De repente, sus párpados se agitaron. Su agarre se aflojó. El fragmento se deslizó de sus dedos y cayó con un suave tintineo mientras su cuerpo se rendía y se derrumbaba directamente en los brazos de Ernest.
Con un gruñido de esfuerzo, la atrapó. Con fuerza.
Solo unos instantes antes, le había golpeado el lado del cuello, con rapidez y precisión. Era la única forma de detenerla antes de que se hiciera daño. No había otra opción.
Con un profundo suspiro, Ernest tiró de la manta de la cama y la envolvió con fuerza alrededor del cuerpo inconsciente de Elissa. Luego, frunciendo el ceño, la levantó en brazos y la llevó hacia la puerta.
—¿Señor Flynn? —Quentin apareció en lo alto de las escaleras y corrió a su encuentro—. Por favor, déjeme llevarla.
Pero Ernest se apartó, con el ceño fruncido y decidido. —No hace falta.

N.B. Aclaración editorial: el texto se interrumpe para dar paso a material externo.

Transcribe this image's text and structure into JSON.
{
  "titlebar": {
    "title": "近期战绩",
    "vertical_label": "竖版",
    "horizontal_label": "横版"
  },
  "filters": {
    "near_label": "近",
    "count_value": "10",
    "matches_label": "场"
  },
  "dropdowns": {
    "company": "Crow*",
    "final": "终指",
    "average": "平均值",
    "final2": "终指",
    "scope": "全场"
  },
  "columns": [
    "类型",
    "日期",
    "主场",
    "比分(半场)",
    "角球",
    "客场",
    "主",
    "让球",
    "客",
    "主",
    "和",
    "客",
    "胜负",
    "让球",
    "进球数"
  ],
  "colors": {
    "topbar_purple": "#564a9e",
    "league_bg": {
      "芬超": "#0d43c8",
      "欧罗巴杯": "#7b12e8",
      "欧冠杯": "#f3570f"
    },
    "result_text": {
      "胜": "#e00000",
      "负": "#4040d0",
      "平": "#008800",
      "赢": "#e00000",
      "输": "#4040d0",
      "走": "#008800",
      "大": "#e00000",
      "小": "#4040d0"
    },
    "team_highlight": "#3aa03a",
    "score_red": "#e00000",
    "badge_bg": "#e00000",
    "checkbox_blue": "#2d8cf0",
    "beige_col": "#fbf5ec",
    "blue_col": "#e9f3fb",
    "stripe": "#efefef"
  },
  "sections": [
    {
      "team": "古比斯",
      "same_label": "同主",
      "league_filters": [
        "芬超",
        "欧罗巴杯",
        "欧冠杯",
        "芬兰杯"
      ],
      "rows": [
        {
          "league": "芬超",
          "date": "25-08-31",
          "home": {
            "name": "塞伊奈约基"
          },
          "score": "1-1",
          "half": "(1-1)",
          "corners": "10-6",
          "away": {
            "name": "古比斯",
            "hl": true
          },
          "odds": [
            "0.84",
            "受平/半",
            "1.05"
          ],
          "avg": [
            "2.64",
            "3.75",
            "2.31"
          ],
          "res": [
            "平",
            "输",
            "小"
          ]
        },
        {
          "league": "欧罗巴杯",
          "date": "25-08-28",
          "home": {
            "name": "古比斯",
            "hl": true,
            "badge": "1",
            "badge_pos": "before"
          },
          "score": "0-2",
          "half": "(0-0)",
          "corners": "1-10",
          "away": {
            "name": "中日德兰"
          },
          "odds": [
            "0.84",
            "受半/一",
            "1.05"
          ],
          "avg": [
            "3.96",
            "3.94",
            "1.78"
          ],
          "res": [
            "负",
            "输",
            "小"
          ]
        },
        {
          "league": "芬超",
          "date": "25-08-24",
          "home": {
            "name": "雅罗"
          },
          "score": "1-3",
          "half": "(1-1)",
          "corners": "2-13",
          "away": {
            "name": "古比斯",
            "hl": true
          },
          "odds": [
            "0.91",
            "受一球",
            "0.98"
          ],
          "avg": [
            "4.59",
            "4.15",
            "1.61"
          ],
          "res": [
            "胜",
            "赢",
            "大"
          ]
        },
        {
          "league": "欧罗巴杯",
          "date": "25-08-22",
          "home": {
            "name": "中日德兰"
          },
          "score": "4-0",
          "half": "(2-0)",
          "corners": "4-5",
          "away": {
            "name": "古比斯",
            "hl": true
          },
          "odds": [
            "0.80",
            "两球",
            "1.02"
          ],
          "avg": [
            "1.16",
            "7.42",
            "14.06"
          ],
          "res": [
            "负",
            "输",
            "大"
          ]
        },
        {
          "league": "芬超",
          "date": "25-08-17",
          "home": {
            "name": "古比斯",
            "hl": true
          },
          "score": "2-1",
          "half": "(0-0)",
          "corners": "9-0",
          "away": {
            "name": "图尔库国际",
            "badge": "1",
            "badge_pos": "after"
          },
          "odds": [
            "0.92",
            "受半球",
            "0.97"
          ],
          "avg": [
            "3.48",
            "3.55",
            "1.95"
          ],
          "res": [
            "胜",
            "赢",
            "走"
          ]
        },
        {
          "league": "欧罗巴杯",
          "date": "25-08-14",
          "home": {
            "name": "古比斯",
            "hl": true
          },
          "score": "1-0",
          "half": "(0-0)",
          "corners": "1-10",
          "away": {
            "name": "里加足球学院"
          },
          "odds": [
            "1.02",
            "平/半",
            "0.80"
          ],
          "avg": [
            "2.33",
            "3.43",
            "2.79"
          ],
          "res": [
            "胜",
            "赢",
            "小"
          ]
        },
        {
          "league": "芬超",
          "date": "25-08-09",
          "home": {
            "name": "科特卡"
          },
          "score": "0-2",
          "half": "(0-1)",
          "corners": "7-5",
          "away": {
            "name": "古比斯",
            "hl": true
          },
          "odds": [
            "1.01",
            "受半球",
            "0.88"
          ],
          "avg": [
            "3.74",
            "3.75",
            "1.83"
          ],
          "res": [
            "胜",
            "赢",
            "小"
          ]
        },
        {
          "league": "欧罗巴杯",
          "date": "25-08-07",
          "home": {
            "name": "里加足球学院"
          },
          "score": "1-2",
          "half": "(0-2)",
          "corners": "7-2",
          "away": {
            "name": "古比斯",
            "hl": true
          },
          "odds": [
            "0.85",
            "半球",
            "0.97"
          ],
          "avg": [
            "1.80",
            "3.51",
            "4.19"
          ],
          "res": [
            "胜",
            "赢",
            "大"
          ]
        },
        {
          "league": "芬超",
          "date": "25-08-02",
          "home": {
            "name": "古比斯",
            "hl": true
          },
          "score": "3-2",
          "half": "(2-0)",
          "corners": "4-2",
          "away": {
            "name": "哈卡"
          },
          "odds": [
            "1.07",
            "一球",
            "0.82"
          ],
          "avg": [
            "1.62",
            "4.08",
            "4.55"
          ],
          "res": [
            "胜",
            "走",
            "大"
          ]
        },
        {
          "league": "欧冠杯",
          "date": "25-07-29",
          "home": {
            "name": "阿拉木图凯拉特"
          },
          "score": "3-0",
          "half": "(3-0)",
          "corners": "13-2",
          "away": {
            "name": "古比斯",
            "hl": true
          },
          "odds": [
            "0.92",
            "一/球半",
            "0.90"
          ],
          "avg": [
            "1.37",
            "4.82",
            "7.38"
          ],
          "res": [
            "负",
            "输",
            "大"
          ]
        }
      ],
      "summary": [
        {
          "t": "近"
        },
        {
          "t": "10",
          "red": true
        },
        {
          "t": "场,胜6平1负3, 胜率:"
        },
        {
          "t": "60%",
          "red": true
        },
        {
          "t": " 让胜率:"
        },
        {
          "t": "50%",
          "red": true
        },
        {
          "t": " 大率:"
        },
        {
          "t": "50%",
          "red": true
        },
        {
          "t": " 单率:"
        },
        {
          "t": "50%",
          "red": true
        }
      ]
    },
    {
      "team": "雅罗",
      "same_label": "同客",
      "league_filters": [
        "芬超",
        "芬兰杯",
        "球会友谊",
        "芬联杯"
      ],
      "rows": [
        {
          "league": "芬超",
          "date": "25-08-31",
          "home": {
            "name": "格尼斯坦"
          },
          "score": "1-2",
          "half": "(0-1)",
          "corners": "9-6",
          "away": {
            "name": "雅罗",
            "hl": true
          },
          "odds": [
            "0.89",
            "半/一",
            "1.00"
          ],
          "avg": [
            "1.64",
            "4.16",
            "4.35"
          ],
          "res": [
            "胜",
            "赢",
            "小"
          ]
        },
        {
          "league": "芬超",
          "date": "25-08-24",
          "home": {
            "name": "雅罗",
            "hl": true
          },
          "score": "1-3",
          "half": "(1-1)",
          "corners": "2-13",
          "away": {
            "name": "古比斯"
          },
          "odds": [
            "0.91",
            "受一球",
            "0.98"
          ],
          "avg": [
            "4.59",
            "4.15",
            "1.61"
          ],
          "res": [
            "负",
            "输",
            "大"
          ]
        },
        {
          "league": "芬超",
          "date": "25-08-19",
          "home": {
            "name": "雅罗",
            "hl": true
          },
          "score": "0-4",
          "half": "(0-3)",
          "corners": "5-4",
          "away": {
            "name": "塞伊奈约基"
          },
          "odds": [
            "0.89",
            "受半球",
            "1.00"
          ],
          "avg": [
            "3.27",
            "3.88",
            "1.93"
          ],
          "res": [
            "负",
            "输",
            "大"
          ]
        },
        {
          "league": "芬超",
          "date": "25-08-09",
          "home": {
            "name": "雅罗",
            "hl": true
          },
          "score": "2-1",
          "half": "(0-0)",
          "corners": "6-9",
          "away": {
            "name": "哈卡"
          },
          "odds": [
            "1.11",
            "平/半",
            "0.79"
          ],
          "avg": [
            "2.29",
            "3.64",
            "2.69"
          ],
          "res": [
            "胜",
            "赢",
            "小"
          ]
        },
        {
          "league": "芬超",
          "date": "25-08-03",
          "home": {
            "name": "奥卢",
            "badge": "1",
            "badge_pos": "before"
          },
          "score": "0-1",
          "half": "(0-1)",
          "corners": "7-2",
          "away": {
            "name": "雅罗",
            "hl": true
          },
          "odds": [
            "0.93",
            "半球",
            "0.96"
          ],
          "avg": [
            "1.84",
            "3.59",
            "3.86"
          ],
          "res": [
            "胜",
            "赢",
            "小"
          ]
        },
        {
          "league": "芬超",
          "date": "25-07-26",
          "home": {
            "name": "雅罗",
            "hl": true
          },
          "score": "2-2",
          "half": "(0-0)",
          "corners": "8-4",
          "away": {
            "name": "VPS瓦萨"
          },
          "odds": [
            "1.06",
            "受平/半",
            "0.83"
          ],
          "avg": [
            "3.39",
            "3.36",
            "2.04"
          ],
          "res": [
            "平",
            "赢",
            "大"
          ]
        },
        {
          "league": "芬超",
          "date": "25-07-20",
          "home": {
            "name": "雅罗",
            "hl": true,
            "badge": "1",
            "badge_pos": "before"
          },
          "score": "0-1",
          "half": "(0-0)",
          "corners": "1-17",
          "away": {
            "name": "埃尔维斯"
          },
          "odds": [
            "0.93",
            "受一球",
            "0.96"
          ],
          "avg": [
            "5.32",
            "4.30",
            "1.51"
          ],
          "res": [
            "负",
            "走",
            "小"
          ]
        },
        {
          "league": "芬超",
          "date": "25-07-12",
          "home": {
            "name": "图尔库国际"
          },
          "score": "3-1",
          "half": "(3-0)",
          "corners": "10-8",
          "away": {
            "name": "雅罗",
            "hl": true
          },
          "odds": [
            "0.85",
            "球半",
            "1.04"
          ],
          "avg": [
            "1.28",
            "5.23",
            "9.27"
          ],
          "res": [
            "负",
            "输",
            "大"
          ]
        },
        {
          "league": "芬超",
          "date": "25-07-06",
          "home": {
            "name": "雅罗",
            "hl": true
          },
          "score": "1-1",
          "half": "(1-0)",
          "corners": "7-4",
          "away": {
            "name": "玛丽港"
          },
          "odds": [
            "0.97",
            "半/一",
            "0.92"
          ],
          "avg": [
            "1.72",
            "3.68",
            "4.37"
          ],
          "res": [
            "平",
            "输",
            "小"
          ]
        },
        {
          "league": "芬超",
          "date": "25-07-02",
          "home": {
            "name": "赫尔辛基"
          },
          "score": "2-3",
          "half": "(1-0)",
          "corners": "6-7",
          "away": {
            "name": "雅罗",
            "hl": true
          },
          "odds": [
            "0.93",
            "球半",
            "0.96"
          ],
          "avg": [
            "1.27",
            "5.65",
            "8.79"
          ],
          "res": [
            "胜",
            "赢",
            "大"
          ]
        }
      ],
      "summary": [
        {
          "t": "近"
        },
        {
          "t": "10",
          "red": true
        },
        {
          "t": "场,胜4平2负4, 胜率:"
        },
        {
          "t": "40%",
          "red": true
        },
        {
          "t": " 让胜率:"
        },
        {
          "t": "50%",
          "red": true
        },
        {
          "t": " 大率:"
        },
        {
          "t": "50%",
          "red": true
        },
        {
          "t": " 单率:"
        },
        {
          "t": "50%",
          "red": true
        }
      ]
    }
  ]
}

Yo me encargo.
Quentin parpadeó sorprendido. —Pero su pierna…
El peso debía de ser insoportable: la pierna lesionada de Ernest no debía soportar mucho peso, y mucho menos a una persona.
—Estoy bien —Ernest volvió a negar con la cabeza, con voz firme—. Ya casi está curada. Ella es muy ligera… Llevarla unos pasos no me va a matar.
«De acuerdo». Ante la determinación de Ernest, Quentin no tuvo más remedio que ceder. Detrás de ellos, Robin permanecía inmovilizado contra la pared, ajeno a todo lo que estaba sucediendo.
Cuando Ernest pasó junto a él, sus refinados rasgos se ensombrecieron. Sin previo aviso, le propinó una brutal patada en el estómago a Robin.